The malaise that currently sours public opinion in Europe, Japan and North America is a manifestation of a crisis, not economic or political, but moral. The Gilded Age that accompanied the rise of new nation-states in the late nineteenth century ushered in a similar era of civic discontent. Today, exhausted by the end of the Cold War, people are disillusioned with great projects, skeptical of reform and distrustful of politicians. Populists fuel old resentments and xenophobia as they promise national renewal. This crisis of the democracies could lead to either an era of reform or disintegration. America can help prevent the latter.
Charles S. Maier is Krupp Foundation Professor of European Studies at Harvard University.
MORAL CRISES IN HISTORICAL PERSPECTIVE
How should one make sense of the malaise that currently sours public opinion in the countries of Europe, in Japan and North America? It reveals itself most saliently in tremendous electoral volatility as political parties are deserted for new formations and leaders. Consider the disintegration of Japan’s Liberal Democrats; the obliteration of Canada’s Progressive Conservatives; the populist appeal of Ross Perot; the attrition of the mainstream German parties for Greens on the left and xenophobes on the right; the willingness of voters in Poland and former East Bloc countries to vote for recycled communists; the Zhirinovsky phenomenon in Russia. Most recently Italian voters turned sharply toward the unconventional electoral formations of the Italian "Freedom Alliance": the refurbished neo-fascists, the plebiscitary fan clubs of television magnate Silvio Berlusconi, and the pugnacious regionalists of the Northern Leagues.
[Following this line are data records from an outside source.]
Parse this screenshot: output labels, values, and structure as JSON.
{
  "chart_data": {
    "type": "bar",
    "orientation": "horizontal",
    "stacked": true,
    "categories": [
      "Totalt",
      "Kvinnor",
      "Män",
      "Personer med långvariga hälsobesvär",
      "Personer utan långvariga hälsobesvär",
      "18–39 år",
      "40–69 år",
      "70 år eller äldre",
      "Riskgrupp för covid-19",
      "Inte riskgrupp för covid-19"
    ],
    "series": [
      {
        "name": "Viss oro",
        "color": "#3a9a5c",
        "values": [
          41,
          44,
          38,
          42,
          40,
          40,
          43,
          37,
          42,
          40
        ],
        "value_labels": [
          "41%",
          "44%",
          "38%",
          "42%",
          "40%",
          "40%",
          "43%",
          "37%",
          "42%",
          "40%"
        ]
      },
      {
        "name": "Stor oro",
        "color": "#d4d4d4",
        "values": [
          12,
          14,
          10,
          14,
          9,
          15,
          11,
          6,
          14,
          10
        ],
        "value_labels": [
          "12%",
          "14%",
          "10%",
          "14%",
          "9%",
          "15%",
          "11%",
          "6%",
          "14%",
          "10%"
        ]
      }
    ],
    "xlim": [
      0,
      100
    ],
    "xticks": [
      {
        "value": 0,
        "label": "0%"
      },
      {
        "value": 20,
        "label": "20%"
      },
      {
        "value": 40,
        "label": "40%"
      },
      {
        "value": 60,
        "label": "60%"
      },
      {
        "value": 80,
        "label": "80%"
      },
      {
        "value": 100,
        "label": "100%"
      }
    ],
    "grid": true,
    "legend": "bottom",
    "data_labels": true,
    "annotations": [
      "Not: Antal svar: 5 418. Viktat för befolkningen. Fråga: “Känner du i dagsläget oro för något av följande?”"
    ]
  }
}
Elections provide only the most spectacular index of public impatience. Political leaders have found it difficult to follow through on laboriously negotiated national pledges such as Meech Lake, Maastricht or the North American Free Trade Agreement. Great breakthroughs become mired in complexity: How many outside Brussels still retain the 1992 vision of the European Community as a transforming venture? And social cohesion apparently frays at a level even more basic than politics. Citizens become uneasy at the noticeable presence of the foreign-born, worry about the burdens on welfare and the pool of jobs, and view imported mores, languages and religious manifestations as a threat to national identity. Casual resort to deadly force seems to have become more acceptable, whether among American gangs or German skinheads. Commentators point out, and everyday life seems to confirm, a general erosion of civility, which has taken on "an ideological edge."1 Only a few years after Eastern Europeans sought to recover the autonomy of civil society, the quality of civil society, Western and Eastern, seems significantly degraded. No wonder that the common exhilaration that attended the collapse of communism has largely dissipated. How difficult it is today to recover the spirit of the crowds in Leipzig or Wenceslaus Square.